The red and blue text is clearly related. Please completely read both sets of comments before replying.

Red:
At a very highly summarized level, yes, but the way you phrased it in your question isn't at all how I'd put it. The way the process works isn't simple enough to present the matter as your question does to folks of whom one knows nothing about their understanding of accounting, the tax code, tax litigation options and procedure, and IRS audit procedures.

I'm saying:
  • Eight years is not a typical time span for a given IRS audit and something unusual is in play when an audit does go back eight years. The same would be so were the audit to span seven, nine, ten, a dozen, etc. years.
  • The complexity of a taxpayer's return is not a driving factor in the determination of how far back an audit spans. The nature of "mistakes" the IRS suspects exist is.
  • It's something I know is one of the special circumstances that can make an IRS audit span back eight years (or more) rather than the somewhat uncommon six years back maximum and typical three years back.
  • I know that the hospitality and real estate development business offers many opportunities to hide (understate) income, overstate expenses, and present the circumstances of transactions in uncommonly favorable lights that, if one is to accept them as valid (i.e., they comply with the tax code), one must willingly suspend large amounts of disbelief. The "opportunity" to do those things is even greater when the company is very closely held and entirely private, both being characteristics of Trump Organization.
  • Taxpayers under audit are permitted to submit amended returns and adjust their refund or tax payment accordingly. Obviously, the "mistakes" that were present in one's original return would not appear in the amended return. One can file one or hundreds of amended returns during the course of an audit.

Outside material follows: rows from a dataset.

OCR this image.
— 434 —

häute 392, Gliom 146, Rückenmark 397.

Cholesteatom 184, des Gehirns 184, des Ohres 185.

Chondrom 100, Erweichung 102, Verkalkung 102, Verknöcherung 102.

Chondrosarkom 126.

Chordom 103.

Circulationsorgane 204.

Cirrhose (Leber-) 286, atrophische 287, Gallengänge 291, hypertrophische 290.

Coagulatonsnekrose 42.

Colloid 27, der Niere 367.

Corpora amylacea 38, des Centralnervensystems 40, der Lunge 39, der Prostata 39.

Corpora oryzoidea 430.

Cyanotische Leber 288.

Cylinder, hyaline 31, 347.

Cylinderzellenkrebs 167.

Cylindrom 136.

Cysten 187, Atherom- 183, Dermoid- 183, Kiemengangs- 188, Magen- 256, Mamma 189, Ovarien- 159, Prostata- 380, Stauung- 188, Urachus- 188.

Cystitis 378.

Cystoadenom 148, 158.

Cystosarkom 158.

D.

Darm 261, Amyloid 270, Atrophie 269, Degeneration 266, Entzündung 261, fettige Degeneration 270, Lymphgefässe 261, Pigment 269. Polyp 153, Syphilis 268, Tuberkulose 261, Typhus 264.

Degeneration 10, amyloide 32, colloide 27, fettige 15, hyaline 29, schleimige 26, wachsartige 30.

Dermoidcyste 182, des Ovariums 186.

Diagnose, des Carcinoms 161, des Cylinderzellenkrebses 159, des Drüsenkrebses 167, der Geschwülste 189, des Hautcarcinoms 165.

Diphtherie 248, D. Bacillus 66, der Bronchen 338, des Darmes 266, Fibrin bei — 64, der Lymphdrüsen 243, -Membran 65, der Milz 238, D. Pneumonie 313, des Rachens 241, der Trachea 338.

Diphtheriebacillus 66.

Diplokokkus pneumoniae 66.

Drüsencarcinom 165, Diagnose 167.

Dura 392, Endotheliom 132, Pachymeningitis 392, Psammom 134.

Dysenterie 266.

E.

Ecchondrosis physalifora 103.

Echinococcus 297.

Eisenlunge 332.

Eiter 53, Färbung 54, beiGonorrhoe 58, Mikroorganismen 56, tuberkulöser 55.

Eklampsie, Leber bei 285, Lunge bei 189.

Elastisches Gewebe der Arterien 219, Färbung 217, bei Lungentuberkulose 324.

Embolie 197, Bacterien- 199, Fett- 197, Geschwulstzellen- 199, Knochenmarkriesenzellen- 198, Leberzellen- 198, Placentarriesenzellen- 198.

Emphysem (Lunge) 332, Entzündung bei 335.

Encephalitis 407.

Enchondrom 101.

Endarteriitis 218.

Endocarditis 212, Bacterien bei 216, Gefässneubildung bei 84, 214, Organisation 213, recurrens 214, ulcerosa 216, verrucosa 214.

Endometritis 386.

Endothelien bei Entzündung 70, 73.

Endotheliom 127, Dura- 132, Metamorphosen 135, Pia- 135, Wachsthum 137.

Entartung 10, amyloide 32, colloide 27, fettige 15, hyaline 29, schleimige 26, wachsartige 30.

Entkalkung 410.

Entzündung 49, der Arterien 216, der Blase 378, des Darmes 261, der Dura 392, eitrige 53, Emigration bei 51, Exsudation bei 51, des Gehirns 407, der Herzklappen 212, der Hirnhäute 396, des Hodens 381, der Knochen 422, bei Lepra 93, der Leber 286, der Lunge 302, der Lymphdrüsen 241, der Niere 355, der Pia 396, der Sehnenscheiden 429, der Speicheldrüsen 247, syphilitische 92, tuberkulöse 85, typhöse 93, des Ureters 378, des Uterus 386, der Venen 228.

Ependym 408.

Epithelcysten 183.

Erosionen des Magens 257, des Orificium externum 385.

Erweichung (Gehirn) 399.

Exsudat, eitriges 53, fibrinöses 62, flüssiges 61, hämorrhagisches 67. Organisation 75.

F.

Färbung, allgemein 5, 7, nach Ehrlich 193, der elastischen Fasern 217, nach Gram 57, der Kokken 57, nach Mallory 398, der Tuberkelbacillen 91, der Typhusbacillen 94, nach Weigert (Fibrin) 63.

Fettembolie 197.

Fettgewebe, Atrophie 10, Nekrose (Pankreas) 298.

    Obviously, what motivates one to file an amended return quite often is information that comes to one's attention during the audit. The nature of that information varies. It may be that one learns what items trouble the IRS and that the tax court has in the past agreed with the IRS, not the taxpayer, on similar items in the past. It might be truly new data of which one was indeed unaware at the time of the initial filing. It could be a host of other things too.

    At the end of the day, if the IRS is satisfied that one's amended return is sufficiently compliant with the applicable tax provisions in force for the period covered by the return, they will end the audit, assess penalties and interest as they see fit, and that's that so long as one pays.
There are other situations that permit the IRS to go back farther than six years, but they too are rarefied.


Red "chance to fix it" and Blue:
Assuming the IRS determines that one has failed to report 25% or more income and one doesn't appeal/contest the finding in tax court, the "chance to fix it" generally consists of one's paying the tax owed plus penalties and interest, which, for most folks who end up owing the IRS as a result of audit findings, is the typical extent of "trouble" or "something" they are in after the audit is finished or while the audit is underway.

For some folks the "chance to fix it" entails jail time, but that depends more on the taxpayer/tax evader than anything else. The IRS doesn't want to put folks in jail over tax issues, but if there's no workable alternative, it will. (Generally speaking, a person needs to do more than just be ultra-aggressive in one's use of tax code provisions to minimize one's tax bill for jail time to realistically be "on the table.") After all, people usually generate less income in jail than they do outside of jail. That in turn means the government stands to collect more revenue in the subsequent years by not jailing people. LOL

Remember, the IRS' middle name is "Revenue" and their goal is to maximize the revenue the federal government collects given the laws in force at the time. Similarly, the IRS applies "reasonableness" and "materiality" assessments in determining how aggressively it will pursue an audit. Accordingly, the IRS isn't generally going to spend more to perform an audit than they anticipate they can collect from the audited taxpayer.